【译】数据库基础：用 Go 从零开始写一个 SQL 数据库 —

本文链接：https://blog.csdn.net/suhanyujie/article/details/118403895

Database basics: writing a SQL database from scratch in Go 译文

原文链接：http://notes.eatonphil.com/database-basics.html

原文作者：https://github.com/eatonphil

译文来自：https://github.com/suhanyujie/article-transfer-rs/

译者：suhanyujie

译者博客：suhanyujie

ps：水平有限，翻译不当之处，还请指正。

标签：数据库，golang，解析

Database basics: writing a SQL database from scratch in Go —— part 1

【译】数据库基础：用 Go 从零开始写一个 SQL 数据库 —— 第一部分

In this series we'll write a rudimentary database from scratch in Go. Project source code is available on Github.

在这个系列文章中，我们将使用 Go 从零开始写一个很基础的数据库。项目源代码可在 Github 找到。

In this first post we'll build enough of a parser to run some simple CREATE, INSERT, and SELECT queries. Then we'll build an in-memory backend supporting TEXT and INT types and write a basic REPL.

在第一篇中，我们将构建解析器来运行一些简单的 CREATE、INSERT 和 SELECT 查询。然后，构建一个支持 TEXT 和 INT 等后端内存的类型，并编写一个基本的 REPL。

We'll be able to support the following interaction:

项目完成后，我们将支持下面的交互：

$ go run *.go
Welcome to gosql.
# CREATE TABLE users (id INT, name TEXT);
ok
# INSERT INTO users VALUES (1, 'Phil');
ok
# SELECT id, name FROM users;
| id | name |
====================
| 1 |  Phil |
ok
# INSERT INTO users VALUES (2, 'Kate');
ok
# SELECT name, id FROM users;
| name | id |
====================
| Phil |  1 |
| Kate |  2 |
ok

The first stage will be to map a SQL source into a list of tokens (lexing).
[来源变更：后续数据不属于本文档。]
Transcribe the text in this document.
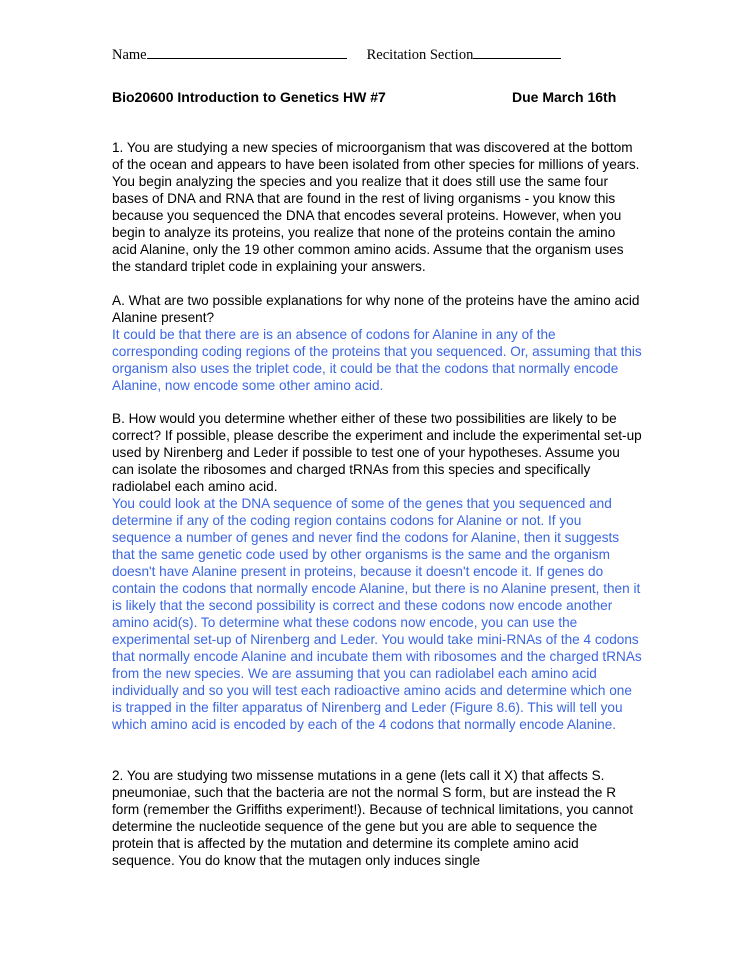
Name	Recitation Section
Bio20600 Introduction to Genetics HW #7	Due March 16th

1. You are studying a new species of microorganism that was discovered at the bottom of the ocean and appears to have been isolated from other species for millions of years. You begin analyzing the species and you realize that it does still use the same four bases of DNA and RNA that are found in the rest of living organisms - you know this because you sequenced the DNA that encodes several proteins. However, when you begin to analyze its proteins, you realize that none of the proteins contain the amino acid Alanine, only the 19 other common amino acids. Assume that the organism uses the standard triplet code in explaining your answers.

A. What are two possible explanations for why none of the proteins have the amino acid Alanine present?

It could be that there are is an absence of codons for Alanine in any of the corresponding coding regions of the proteins that you sequenced. Or, assuming that this organism also uses the triplet code, it could be that the codons that normally encode Alanine, now encode some other amino acid.

B. How would you determine whether either of these two possibilities are likely to be correct? If possible, please describe the experiment and include the experimental set-up used by Nirenberg and Leder if possible to test one of your hypotheses. Assume you can isolate the ribosomes and charged tRNAs from this species and specifically radiolabel each amino acid.

You could look at the DNA sequence of some of the genes that you sequenced and determine if any of the coding region contains codons for Alanine or not. If you sequence a number of genes and never find the codons for Alanine, then it suggests that the same genetic code used by other organisms is the same and the organism doesn't have Alanine present in proteins, because it doesn't encode it. If genes do contain the codons that normally encode Alanine, but there is no Alanine present, then it is likely that the second possibility is correct and these codons now encode another amino acid(s). To determine what these codons now encode, you can use the experimental set-up of Nirenberg and Leder. You would take mini-RNAs of the 4 codons that normally encode Alanine and incubate them with ribosomes and the charged tRNAs from the new species. We are assuming that you can radiolabel each amino acid individually and so you will test each radioactive amino acids and determine which one is trapped in the filter apparatus of Nirenberg and Leder (Figure 8.6). This will tell you which amino acid is encoded by each of the 4 codons that normally encode Alanine.

2. You are studying two missense mutations in a gene (lets call it X) that affects S. pneumoniae, such that the bacteria are not the normal S form, but are instead the R form (remember the Griffiths experiment!). Because of technical limitations, you cannot determine the nucleotide sequence of the gene but you are able to sequence the protein that is affected by the mutation and determine its complete amino acid sequence. You do know that the mutagen only induces single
Then we'll call parse functions to find individual SQL statements (such as SELECT). These parse functions will in turn call their own helper functions to find patterns of recursively parseable chunks, keywords, symbols (like parenthesis), identifiers (like a table name), and numeric or string literals.

第一步是将 SQL 源映射为 token 列表(词法分析)。然后我们将调用解析函数来解析单个 SQL 语句(如 SELECT)。这些解析函数将依次调用一些辅助函数，以发现可递归解析的语句块、关键字、符号(如“括号”)、标识符(如“表名称”)和数字或字符串文字。
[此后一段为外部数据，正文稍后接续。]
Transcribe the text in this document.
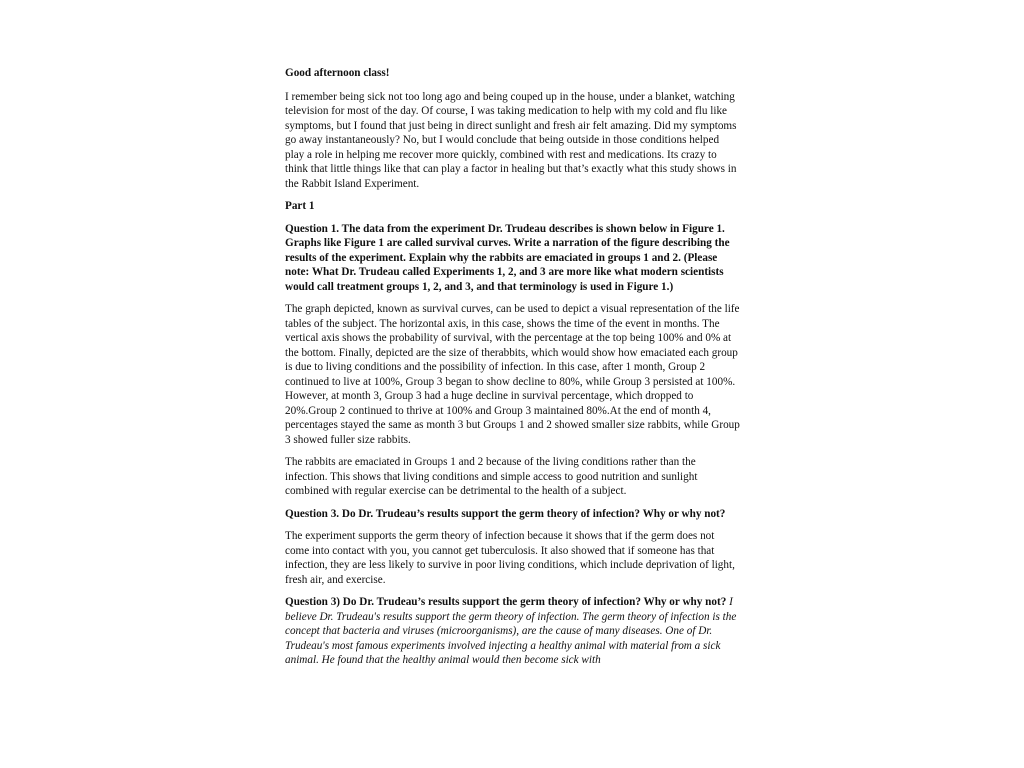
Good afternoon class!

I remember being sick not too long ago and being couped up in the house, under a blanket, watching television for most of the day. Of course, I was taking medication to help with my cold and flu like symptoms, but I found that just being in direct sunlight and fresh air felt amazing. Did my symptoms go away instantaneously? No, but I would conclude that being outside in those conditions helped play a role in helping me recover more quickly, combined with rest and medications. Its crazy to think that little things like that can play a factor in healing but that’s exactly what this study shows in the Rabbit Island Experiment.

Part 1

Question 1. The data from the experiment Dr. Trudeau describes is shown below in Figure 1. Graphs like Figure 1 are called survival curves. Write a narration of the figure describing the results of the experiment. Explain why the rabbits are emaciated in groups 1 and 2. (Please note: What Dr. Trudeau called Experiments 1, 2, and 3 are more like what modern scientists would call treatment groups 1, 2, and 3, and that terminology is used in Figure 1.)

The graph depicted, known as survival curves, can be used to depict a visual representation of the life tables of the subject. The horizontal axis, in this case, shows the time of the event in months. The vertical axis shows the probability of survival, with the percentage at the top being 100% and 0% at the bottom. Finally, depicted are the size of therabbits, which would show how emaciated each group is due to living conditions and the possibility of infection. In this case, after 1 month, Group 2 continued to live at 100%, Group 3 began to show decline to 80%, while Group 3 persisted at 100%. However, at month 3, Group 3 had a huge decline in survival percentage, which dropped to 20%.Group 2 continued to thrive at 100% and Group 3 maintained 80%.At the end of month 4, percentages stayed the same as month 3 but Groups 1 and 2 showed smaller size rabbits, while Group 3 showed fuller size rabbits.

The rabbits are emaciated in Groups 1 and 2 because of the living conditions rather than the infection. This shows that living conditions and simple access to good nutrition and sunlight combined with regular exercise can be detrimental to the health of a subject.

Question 3. Do Dr. Trudeau’s results support the germ theory of infection? Why or why not?

The experiment supports the germ theory of infection because it shows that if the germ does not come into contact with you, you cannot get tuberculosis. It also showed that if someone has that infection, they are less likely to survive in poor living conditions, which include deprivation of light, fresh air, and exercise.

Question 3) Do Dr. Trudeau’s results support the germ theory of infection? Why or why not? I believe Dr. Trudeau's results support the germ theory of infection. The germ theory of infection is the concept that bacteria and viruses (microorganisms), are the cause of many diseases. One of Dr. Trudeau's most famous experiments involved injecting a healthy animal with material from a sick animal. He found that the healthy animal would then become sick with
Then, we'll write an in-memory backend to do operations based on an AST. Finally, we'll write a REPL to accept SQL from a CLI and pass it to the in-memory backend.

然后，我们将编写一个内存后端来执行基于 AST 的操作，最后，我们会编写一个 REPL 来接收命令行下的 SQL 并将其传递到内存后端进行解析。
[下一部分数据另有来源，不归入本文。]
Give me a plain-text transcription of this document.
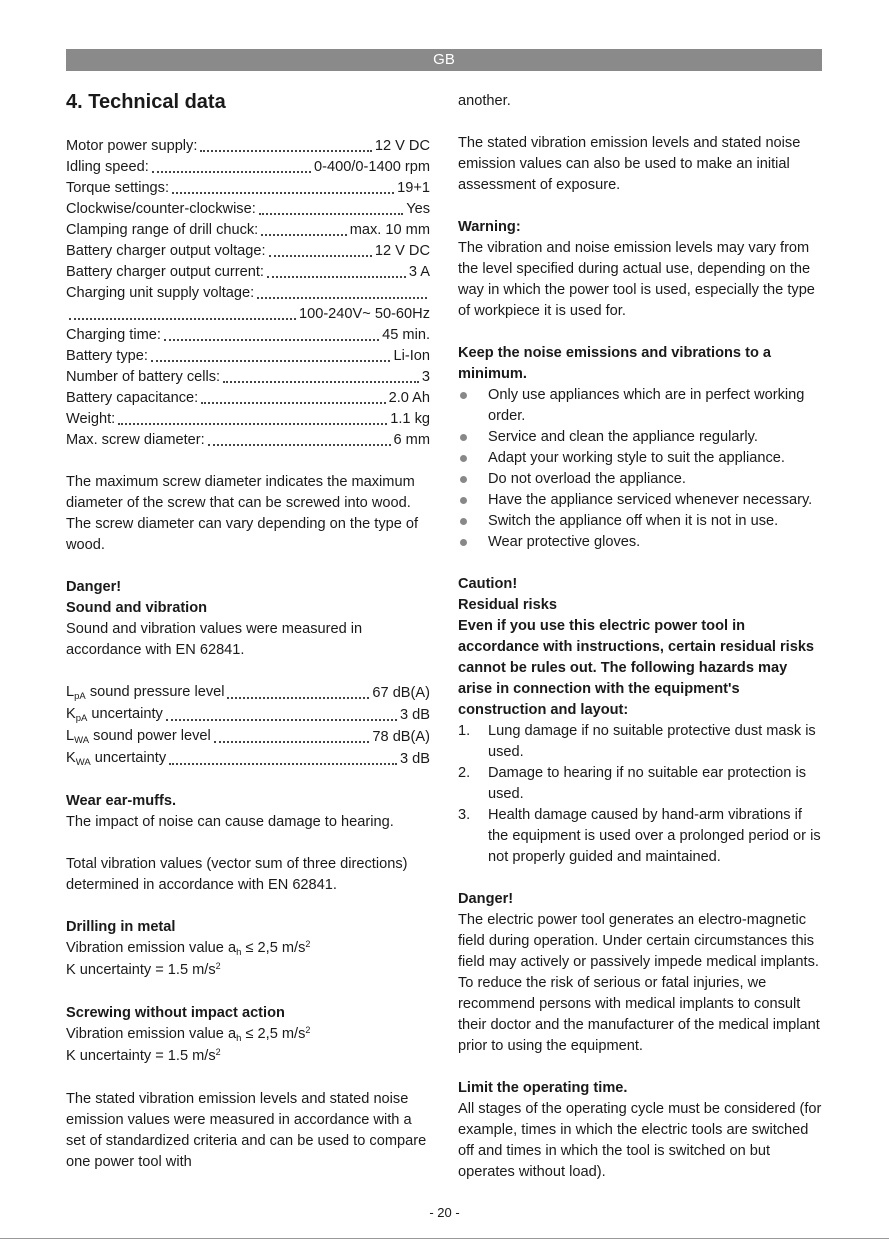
GB
4. Technical data
Motor power supply:	12 V DC
Idling speed:	0-400/0-1400 rpm
Torque settings:	19+1
Clockwise/counter-clockwise:	Yes
Clamping range of drill chuck:	max. 10 mm
Battery charger output voltage:	12 V DC
Battery charger output current:	3 A
Charging unit supply voltage:
100-240V~ 50-60Hz
Charging time:	45 min.
Battery type:	Li-Ion
Number of battery cells:	3
Battery capacitance:	2.0 Ah
Weight:	1.1 kg
Max. screw diameter:	6 mm

The maximum screw diameter indicates the maximum diameter of the screw that can be screwed into wood. The screw diameter can vary depending on the type of wood.

Danger!

Sound and vibration

Sound and vibration values were measured in accordance with EN 62841.

$L_{pA}$ sound pressure level	67 dB(A)
$K_{pA}$ uncertainty	3 dB
$L_{WA}$ sound power level	78 dB(A)
$K_{WA}$ uncertainty	3 dB

Wear ear-muffs.

The impact of noise can cause damage to hearing.

Total vibration values (vector sum of three directions) determined in accordance with EN 62841.

Drilling in metal

Vibration emission value $a_h \le 2,5$ $m/s^2$

K uncertainty = 1.5 $m/s^2$

Screwing without impact action

Vibration emission value $a_h \le 2,5$ $m/s^2$

K uncertainty = 1.5 $m/s^2$

The stated vibration emission levels and stated noise emission values were measured in accordance with a set of standardized criteria and can be used to compare one power tool with

another.

The stated vibration emission levels and stated noise emission values can also be used to make an initial assessment of exposure.

Warning:

The vibration and noise emission levels may vary from the level specified during actual use, depending on the way in which the power tool is used, especially the type of workpiece it is used for.

Keep the noise emissions and vibrations to a minimum.

Only use appliances which are in perfect working order.
Service and clean the appliance regularly.
Adapt your working style to suit the appliance.
Do not overload the appliance.
Have the appliance serviced whenever necessary.
Switch the appliance off when it is not in use.
Wear protective gloves.

Caution!

Residual risks

Even if you use this electric power tool in accordance with instructions, certain residual risks cannot be rules out. The following hazards may arise in connection with the equipment's construction and layout:

1. Lung damage if no suitable protective dust mask is used.
2. Damage to hearing if no suitable ear protection is used.
3. Health damage caused by hand-arm vibrations if the equipment is used over a prolonged period or is not properly guided and maintained.

Danger!

The electric power tool generates an electro-magnetic field during operation. Under certain circumstances this field may actively or passively impede medical implants. To reduce the risk of serious or fatal injuries, we recommend persons with medical implants to consult their doctor and the manufacturer of the medical implant prior to using the equipment.

Limit the operating time.

All stages of the operating cycle must be considered (for example, times in which the electric tools are switched off and times in which the tool is switched on but operates without load).

- 20 -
This post assumes a basic understanding of parsing concepts. We won't skip any code, but also won't go into great detail on why we structure the way we do.

本文是假定你对解析概念有了基本的了解之上的。我们不会跳过任何代码，但也不会详细讨论为何要这样写。

For a simpler introduction to parsing and parsing concepts, see this post on parsing JSON.

有关解析和解析概念的更简单介绍，请参阅该解析 json 文章

lexing

词法分析

The lexer is responsible for finding every distinct group of characters in source code: tokens. This will consist primarily of identifiers, numbers, strings, and symbols.

lexer(词法分析器)负责查找源码中的每一组不同的字符：tokens(令牌)。它主要由标识符、数字、字符串和符号组成。

The gist of the logic will be to iterate over the source string and collect characters until we find a delimiting character such as a space or comma. In this first pass, we'll pretend users don't insert delimiting characters into strings. Once we've reached a delimiting character, we'll "finalize" the token and decide whether it is valid or not.